Overall, the findings in this report show that differences at national level are also reflected when we analyse different towns: the student towns are closer to towns in the same countries rather than to student towns in another Nordic country. This holds for most of the indicators we compare.

How students live, varies between towns. It is more common to live together with other students in the Norwegian towns compared to the other student towns, where it is more common to live alone. The Finnish towns Tampere and Turku have the highest shares of students being satisfied with different aspects related to their accommodation, both its cost, condition and travel time to campus. In both towns, more than 90 per cent of the students are satisfied with the accommodation’s location. The two capital cities included in the report, Stockholm and Oslo, differ in students’ satisfaction with travel time. Where Stockholm has the lowest share of satisfied students with 57 per cent, 72 per cent of the students in Oslo are satisfied.

Looking at students’ economic situation and comparing monthly costs with income from public student support, we find that in several of the Swedish towns, the median monthly student support is higher than the monthly living costs. In the Norwegian, Danish and Finnish towns, on the other hand, the living costs are higher than the amount of student support. Oslo has the highest median living costs with more than 10 000 Norwegian kroner. Being able to cover living costs is also an important motivation for having paid work alongside the studies. This holds especially for the Finnish towns Tampere and Turku where more than 90 per cent of the students who work during the semester have paid work to cover their living costs. The share of students working to cover their living costs is also significant in the Danish and Norwegian towns, where between 72 per cent (Trondheim) and 81 per cent (Oslo) of the working students say the same. The town with the lowest share of students working to cover their living costs, Linköping, is also the town with the highest share of working students having a job that is relevant for their studies.

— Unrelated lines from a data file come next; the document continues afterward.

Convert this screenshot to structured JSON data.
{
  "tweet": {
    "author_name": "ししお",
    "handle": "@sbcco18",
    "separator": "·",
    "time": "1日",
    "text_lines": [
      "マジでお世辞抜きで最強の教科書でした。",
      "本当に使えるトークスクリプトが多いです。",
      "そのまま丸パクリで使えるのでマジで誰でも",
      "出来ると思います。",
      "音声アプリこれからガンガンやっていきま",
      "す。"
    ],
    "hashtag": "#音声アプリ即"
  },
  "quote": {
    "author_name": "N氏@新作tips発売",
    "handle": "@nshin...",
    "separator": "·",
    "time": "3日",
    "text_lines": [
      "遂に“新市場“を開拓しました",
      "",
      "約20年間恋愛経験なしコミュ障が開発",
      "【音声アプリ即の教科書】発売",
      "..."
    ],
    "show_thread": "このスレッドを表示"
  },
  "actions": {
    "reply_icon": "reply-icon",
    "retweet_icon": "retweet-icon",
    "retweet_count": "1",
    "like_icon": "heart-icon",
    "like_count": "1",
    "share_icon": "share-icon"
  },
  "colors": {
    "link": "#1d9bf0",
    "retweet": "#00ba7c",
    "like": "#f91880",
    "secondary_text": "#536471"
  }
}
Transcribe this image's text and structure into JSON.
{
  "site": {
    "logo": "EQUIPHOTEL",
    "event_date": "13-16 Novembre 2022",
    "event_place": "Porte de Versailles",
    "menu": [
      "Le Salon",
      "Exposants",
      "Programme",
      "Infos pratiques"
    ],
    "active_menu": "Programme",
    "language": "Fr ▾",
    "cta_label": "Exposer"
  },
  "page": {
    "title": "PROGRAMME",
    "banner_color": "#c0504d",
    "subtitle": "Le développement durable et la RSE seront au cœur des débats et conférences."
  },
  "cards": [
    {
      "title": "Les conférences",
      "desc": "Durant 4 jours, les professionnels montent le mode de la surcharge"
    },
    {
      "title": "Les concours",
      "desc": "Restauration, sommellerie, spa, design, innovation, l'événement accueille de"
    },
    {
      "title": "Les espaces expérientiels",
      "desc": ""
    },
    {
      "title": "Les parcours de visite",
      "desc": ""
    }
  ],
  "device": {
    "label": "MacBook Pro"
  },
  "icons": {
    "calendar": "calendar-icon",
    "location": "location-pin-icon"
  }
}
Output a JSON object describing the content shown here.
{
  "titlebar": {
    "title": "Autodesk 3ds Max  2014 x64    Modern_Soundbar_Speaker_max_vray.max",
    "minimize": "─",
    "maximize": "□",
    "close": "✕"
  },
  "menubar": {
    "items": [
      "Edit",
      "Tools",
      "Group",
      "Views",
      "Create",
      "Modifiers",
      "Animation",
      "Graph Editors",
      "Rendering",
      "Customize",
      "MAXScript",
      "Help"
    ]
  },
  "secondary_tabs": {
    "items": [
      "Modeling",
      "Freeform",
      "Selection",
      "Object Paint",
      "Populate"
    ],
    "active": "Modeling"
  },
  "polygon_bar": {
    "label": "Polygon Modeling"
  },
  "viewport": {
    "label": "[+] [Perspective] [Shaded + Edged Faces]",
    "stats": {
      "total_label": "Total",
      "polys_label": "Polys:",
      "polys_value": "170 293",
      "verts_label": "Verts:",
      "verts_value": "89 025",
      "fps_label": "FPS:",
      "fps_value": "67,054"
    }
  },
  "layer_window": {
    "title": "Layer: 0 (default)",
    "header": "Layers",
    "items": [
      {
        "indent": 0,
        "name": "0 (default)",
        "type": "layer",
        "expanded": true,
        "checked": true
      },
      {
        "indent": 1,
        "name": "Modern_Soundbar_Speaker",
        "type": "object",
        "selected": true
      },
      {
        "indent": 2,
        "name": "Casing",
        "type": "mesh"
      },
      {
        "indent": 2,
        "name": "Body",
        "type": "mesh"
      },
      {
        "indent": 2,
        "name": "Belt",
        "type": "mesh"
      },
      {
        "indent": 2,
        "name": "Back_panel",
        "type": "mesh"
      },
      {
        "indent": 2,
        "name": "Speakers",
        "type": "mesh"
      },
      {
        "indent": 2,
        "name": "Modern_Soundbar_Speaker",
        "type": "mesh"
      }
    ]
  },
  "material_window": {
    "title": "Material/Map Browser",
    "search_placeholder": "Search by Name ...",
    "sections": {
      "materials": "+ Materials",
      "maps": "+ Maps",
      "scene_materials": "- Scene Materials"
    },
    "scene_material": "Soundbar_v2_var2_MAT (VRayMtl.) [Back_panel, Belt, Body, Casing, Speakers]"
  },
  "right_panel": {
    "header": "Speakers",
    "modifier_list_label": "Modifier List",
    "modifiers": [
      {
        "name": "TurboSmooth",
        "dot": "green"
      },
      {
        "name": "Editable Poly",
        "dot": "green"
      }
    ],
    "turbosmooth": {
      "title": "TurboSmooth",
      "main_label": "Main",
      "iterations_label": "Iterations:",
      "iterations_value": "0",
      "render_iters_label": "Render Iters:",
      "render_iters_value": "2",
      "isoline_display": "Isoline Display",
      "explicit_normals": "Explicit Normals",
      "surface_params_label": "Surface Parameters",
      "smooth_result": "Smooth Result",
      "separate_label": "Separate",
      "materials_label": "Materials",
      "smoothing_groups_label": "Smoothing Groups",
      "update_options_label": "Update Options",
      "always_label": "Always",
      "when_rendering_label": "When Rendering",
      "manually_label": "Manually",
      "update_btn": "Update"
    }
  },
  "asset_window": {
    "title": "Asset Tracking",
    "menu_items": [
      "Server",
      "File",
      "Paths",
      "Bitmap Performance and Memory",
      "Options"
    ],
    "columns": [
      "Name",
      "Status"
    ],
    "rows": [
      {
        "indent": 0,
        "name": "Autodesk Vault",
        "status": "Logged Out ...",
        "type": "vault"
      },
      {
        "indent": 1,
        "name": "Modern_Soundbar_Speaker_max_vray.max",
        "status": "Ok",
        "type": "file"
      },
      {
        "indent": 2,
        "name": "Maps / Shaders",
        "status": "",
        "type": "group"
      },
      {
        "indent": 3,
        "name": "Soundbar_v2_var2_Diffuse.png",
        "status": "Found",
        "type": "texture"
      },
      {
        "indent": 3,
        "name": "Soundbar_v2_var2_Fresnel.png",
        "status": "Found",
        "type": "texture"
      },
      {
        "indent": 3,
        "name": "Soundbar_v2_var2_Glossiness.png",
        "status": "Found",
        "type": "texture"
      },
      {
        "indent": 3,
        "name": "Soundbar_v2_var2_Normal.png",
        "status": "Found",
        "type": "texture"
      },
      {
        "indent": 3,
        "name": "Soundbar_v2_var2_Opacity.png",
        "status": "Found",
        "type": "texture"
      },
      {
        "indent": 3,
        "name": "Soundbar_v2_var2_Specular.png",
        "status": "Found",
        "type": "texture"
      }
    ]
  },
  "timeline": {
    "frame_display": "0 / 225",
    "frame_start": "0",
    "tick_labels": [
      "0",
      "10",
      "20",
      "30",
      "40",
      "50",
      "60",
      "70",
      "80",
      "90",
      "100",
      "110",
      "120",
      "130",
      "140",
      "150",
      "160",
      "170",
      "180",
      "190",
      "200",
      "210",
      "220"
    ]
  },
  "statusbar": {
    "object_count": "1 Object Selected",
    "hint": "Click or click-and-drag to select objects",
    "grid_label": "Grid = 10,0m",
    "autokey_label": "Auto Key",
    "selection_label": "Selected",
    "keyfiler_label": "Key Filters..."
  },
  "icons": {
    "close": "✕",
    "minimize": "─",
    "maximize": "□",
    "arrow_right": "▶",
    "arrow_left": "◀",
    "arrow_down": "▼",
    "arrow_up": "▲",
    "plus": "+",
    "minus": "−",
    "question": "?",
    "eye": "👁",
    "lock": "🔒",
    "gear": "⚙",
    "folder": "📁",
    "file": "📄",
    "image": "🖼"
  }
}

When it comes to students’ experience of their studies, we see differences between student towns when it comes to satisfaction with quality of teaching and how the studies are organized. The Norwegian towns have the lowest share of students being satisfied with the quality of teaching. All in all, the share of satisfied students is higher among master students compared to bachelor students. In all towns, the share of students being satisfied with the quality of teaching is higher than the share of students being satisfied with how their studies are organized. Looking at students’ assessment of preparedness for the labour market, in Linköping 8 in 10 students regard their chances on the national labour market as good, compared to only half of the students in Bergen. Linköping is also among the towns with the highest share of students seeing their chances on the labour market abroad as good, together with Tamper and Turku. In all towns, more than half of the students see their chances as good. The share of students reporting good chances on the international labour marked is lower in the Norwegian towns Bergen and Oslo with 25 per cent, as well as a quarter of the students answer that they cannot assess their chances on the international labour market.